THERE have always been and always will be scoundrels in political life, especially one particular genus — the hypocrite — whose private behavior diverges from his public actions. But there is also a novel and ominous concept of the statesman emerging in American politics, most clearly in the gymnastic contortions being accomplished to justify support for the Senate campaign of Roy Moore, the former chief justice of Alabama: the politician as a disembodied policy array.
In this scheme, the candidate is a mere vessel for policy preferences. His or her character is irrelevant because the potential officeholder is to be judged wholly by the policies he or she will support. Even if campaigns accurately predicted the issues that will matter once the winner takes office, which they don’t, this desiccation of the role of the statesman in public life would be profoundly troubling.
Our shrunken concept of the statesman was evident when President Trump’s counselor, Kellyanne Conway, suggested that it would be acceptable to elect a man credibly accused of molesting teenagers to the Senate because he would support the Republican tax plan. Mr. Trump followed with an even more expansive endorsement: “We need his vote on stopping crime, illegal immigration, Border Wall, Military, Pro Life, V.A., Judges, 2nd Amendment and more.” Lest she be outdone by her boss, Ms. Conway subsequently declared that “the president has tremendous moral standards,” the evidence for which apparently was that “he has said the allegations are troubling.” Nevertheless, Mr. Trump “doesn’t want a liberal Democrat representing Alabama in the United States Senate.”
The embrace of candidate Trump because he said he would pursue conservative policies despite his unconservative disposition also reflects this negation of the statesman’s role in political life. Nor did it begin with Mr. Trump. Liberals repeatedly rallied to President Clinton in scandal after scandal for fear of empowering Republicans.

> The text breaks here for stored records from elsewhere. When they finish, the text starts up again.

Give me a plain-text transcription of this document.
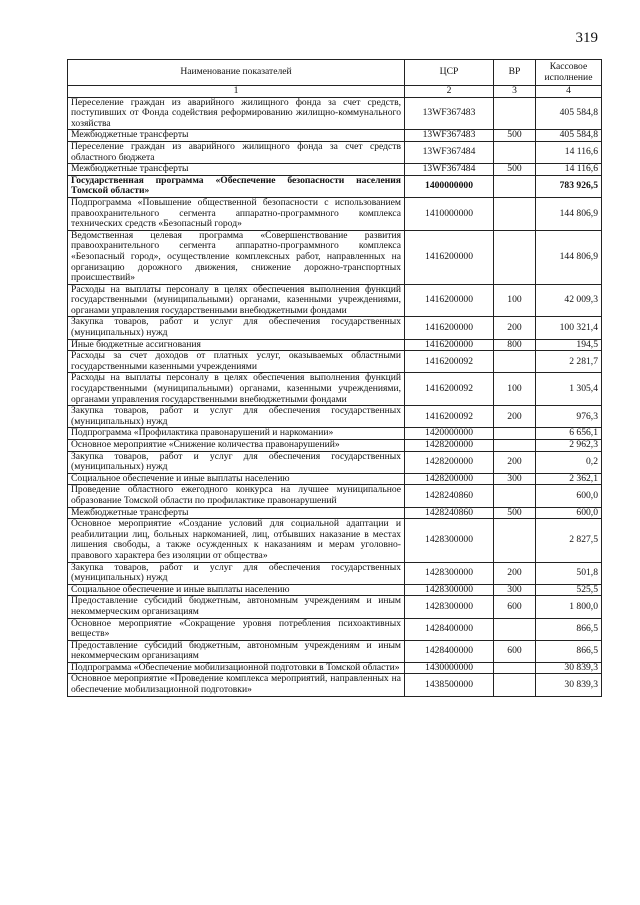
319
Наименование показателей	ЦСР	ВР	Кассовое исполнение
1	2	3	4
Переселение граждан из аварийного жилищного фонда за счет средств, поступивших от Фонда содействия реформированию жилищно-коммунального хозяйства	13WF367483		405 584,8
Межбюджетные трансферты	13WF367483	500	405 584,8
Переселение граждан из аварийного жилищного фонда за счет средств областного бюджета	13WF367484		14 116,6
Межбюджетные трансферты	13WF367484	500	14 116,6
Государственная программа «Обеспечение безопасности населения Томской области»	1400000000		783 926,5
Подпрограмма «Повышение общественной безопасности с использованием правоохранительного сегмента аппаратно-программного комплекса технических средств «Безопасный город»	1410000000		144 806,9
Ведомственная целевая программа «Совершенствование развития правоохранительного сегмента аппаратно-программного комплекса «Безопасный город», осуществление комплексных работ, направленных на организацию дорожного движения, снижение дорожно-транспортных происшествий»	1416200000		144 806,9
Расходы на выплаты персоналу в целях обеспечения выполнения функций государственными (муниципальными) органами, казенными учреждениями, органами управления государственными внебюджетными фондами	1416200000	100	42 009,3
Закупка товаров, работ и услуг для обеспечения государственных (муниципальных) нужд	1416200000	200	100 321,4
Иные бюджетные ассигнования	1416200000	800	194,5
Расходы за счет доходов от платных услуг, оказываемых областными государственными казенными учреждениями	1416200092		2 281,7
Расходы на выплаты персоналу в целях обеспечения выполнения функций государственными (муниципальными) органами, казенными учреждениями, органами управления государственными внебюджетными фондами	1416200092	100	1 305,4
Закупка товаров, работ и услуг для обеспечения государственных (муниципальных) нужд	1416200092	200	976,3
Подпрограмма «Профилактика правонарушений и наркомании»	1420000000		6 656,1
Основное мероприятие «Снижение количества правонарушений»	1428200000		2 962,3
Закупка товаров, работ и услуг для обеспечения государственных (муниципальных) нужд	1428200000	200	0,2
Социальное обеспечение и иные выплаты населению	1428200000	300	2 362,1
Проведение областного ежегодного конкурса на лучшее муниципальное образование Томской области по профилактике правонарушений	1428240860		600,0
Межбюджетные трансферты	1428240860	500	600,0
Основное мероприятие «Создание условий для социальной адаптации и реабилитации лиц, больных наркоманией, лиц, отбывших наказание в местах лишения свободы, а также осужденных к наказаниям и мерам уголовно-правового характера без изоляции от общества»	1428300000		2 827,5
Закупка товаров, работ и услуг для обеспечения государственных (муниципальных) нужд	1428300000	200	501,8
Социальное обеспечение и иные выплаты населению	1428300000	300	525,5
Предоставление субсидий бюджетным, автономным учреждениям и иным некоммерческим организациям	1428300000	600	1 800,0
Основное мероприятие «Сокращение уровня потребления психоактивных веществ»	1428400000		866,5
Предоставление субсидий бюджетным, автономным учреждениям и иным некоммерческим организациям	1428400000	600	866,5
Подпрограмма «Обеспечение мобилизационной подготовки в Томской области»	1430000000		30 839,3
Основное мероприятие «Проведение комплекса мероприятий, направленных на обеспечение мобилизационной подготовки»	1438500000		30 839,3
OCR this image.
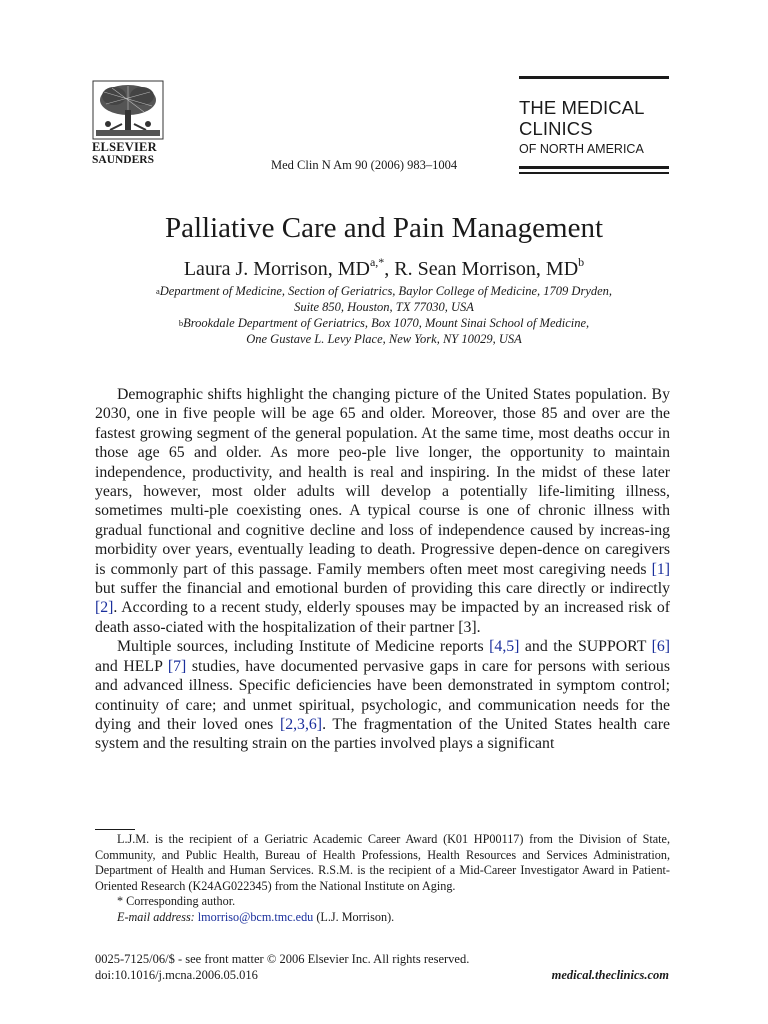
ELSEVIER
SAUNDERS
THE MEDICAL
CLINICS
OF NORTH AMERICA
Med Clin N Am 90 (2006) 983–1004
Palliative Care and Pain Management
Laura J. Morrison, $MD^{a,*}$, R. Sean Morrison, $MD^b$
$^a$Department of Medicine, Section of Geriatrics, Baylor College of Medicine, 1709 Dryden,
Suite 850, Houston, TX 77030, USA
$^b$Brookdale Department of Geriatrics, Box 1070, Mount Sinai School of Medicine,
One Gustave L. Levy Place, New York, NY 10029, USA

Demographic shifts highlight the changing picture of the United States population. By 2030, one in five people will be age 65 and older. Moreover, those 85 and over are the fastest growing segment of the general population. At the same time, most deaths occur in those age 65 and older. As more peo-ple live longer, the opportunity to maintain independence, productivity, and health is real and inspiring. In the midst of these later years, however, most older adults will develop a potentially life-limiting illness, sometimes multi-ple coexisting ones. A typical course is one of chronic illness with gradual functional and cognitive decline and loss of independence caused by increas-ing morbidity over years, eventually leading to death. Progressive depen-dence on caregivers is commonly part of this passage. Family members often meet most caregiving needs [1] but suffer the financial and emotional burden of providing this care directly or indirectly [2]. According to a recent study, elderly spouses may be impacted by an increased risk of death asso-ciated with the hospitalization of their partner [3].

Multiple sources, including Institute of Medicine reports [4,5] and the SUPPORT [6] and HELP [7] studies, have documented pervasive gaps in care for persons with serious and advanced illness. Specific deficiencies have been demonstrated in symptom control; continuity of care; and unmet spiritual, psychologic, and communication needs for the dying and their loved ones [2,3,6]. The fragmentation of the United States health care system and the resulting strain on the parties involved plays a significant

L.J.M. is the recipient of a Geriatric Academic Career Award (K01 HP00117) from the Division of State, Community, and Public Health, Bureau of Health Professions, Health Resources and Services Administration, Department of Health and Human Services. R.S.M. is the recipient of a Mid-Career Investigator Award in Patient-Oriented Research (K24AG022345) from the National Institute on Aging.

* Corresponding author.

E-mail address: lmorriso@bcm.tmc.edu (L.J. Morrison).

0025-7125/06/$ - see front matter © 2006 Elsevier Inc. All rights reserved.
doi:10.1016/j.mcna.2006.05.016	medical.theclinics.com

Much of this may seem, on the surface, sensible enough. The denial of the importance of statesmen and their characters might be said to aspire to the elimination of personal whim and the reduction of politics to the objectively measurable. On this account, a public official is to be gauged only on public acts.
Continue reading the main storyIt is no surprise that politics, a realm of compromise and clashing interests, does not conform to standards of abstract rationality — nor should it. But a political act is a product of the statesman as an organic human being whose judgment is inevitably bound up with his or her character. Character is not reducible to private morality alone, but the person of the statesman makes an inescapable difference in politics. His or her character — that is, who he or she essentially is — matters. It is clear enough that each party knows this to be the case, for each asserts that character is important when attacking the opposition even while denying it when protecting its own.
That the statesman’s character does matter is true for several reasons. To elect a candidate is not only to choose incorporeal policies but also the prism through which unpredictable information and events will be assessed. If it were only incorporeal policies, it would not matter who the candidate was.
Another reason the statesman’s character matters is that American notions of political representation assign statesmanship an essential role in the constitutional regime. James Madison’s Federalist 10 says the representative’s role is to “refine and enlarge,” not simply reflect, the public’s views. This is particularly true of the Senate, which Madison’s Federalist 63 says must serve as a “temperate and respectable body of citizens” that delays rather than indulges the people when they are stampeding toward error.
This requires something in the statesman’s composition, which is the quality that thinkers from Aristotle to Aquinas to Burke have called “prudence” — not mere caution but rather a deep capacity for judgment that enables one to choose the most appropriate means toward worthy ends. This capacity requires not just reacting to events but also anticipating them. It is a product of moral cultivation, broad education and political experience and as such, it is inseparable from the statesman’s character.
None of this is to cast statesmanship as wizardry. Daniel Patrick Moynihan, an exemplar of prudent statesmanship who practiced it in both Democratic and Republican administrations as well as in the Senate, wrote that much of politics is about predicting “which relatively quiescent situations of the moment are likely to become political issues in the near future.” He continued: “It is no great feat. In a chess master, it involves considerable intellectual elegance, but politics is mostly checkers.” But checkers is still a game played by human beings. It matters who makes the moves.
Nor is the point that the personal matters more than policy. One of the ironies of the new defense of the candidate as a mere vessel for policy preferences is that it attaches to strong personalities who seem to attract support precisely for their charisma — Mr. Trump and Mr. Moore prominent among them. That is why the statesman must be bound by constitutional rules and customs.
Public and private virtue are not identical. Machiavelli showed that what is virtuous for the individual may be vicious in the prince. But that is fundamentally different from saying character does not matter at all or that policies may stand alone, disembodied from the human being who pursues them. Public virtue exists, and it is inseparable from the character of the person who exercises it.
This hollowing out of the personal role of the statesman withers political life. It denies the human parts of politics that connect us to one another. That is reason enough to reject it. That it might elevate Mr. Moore to an institution like the Senate is equally sufficient evidence of its flaws.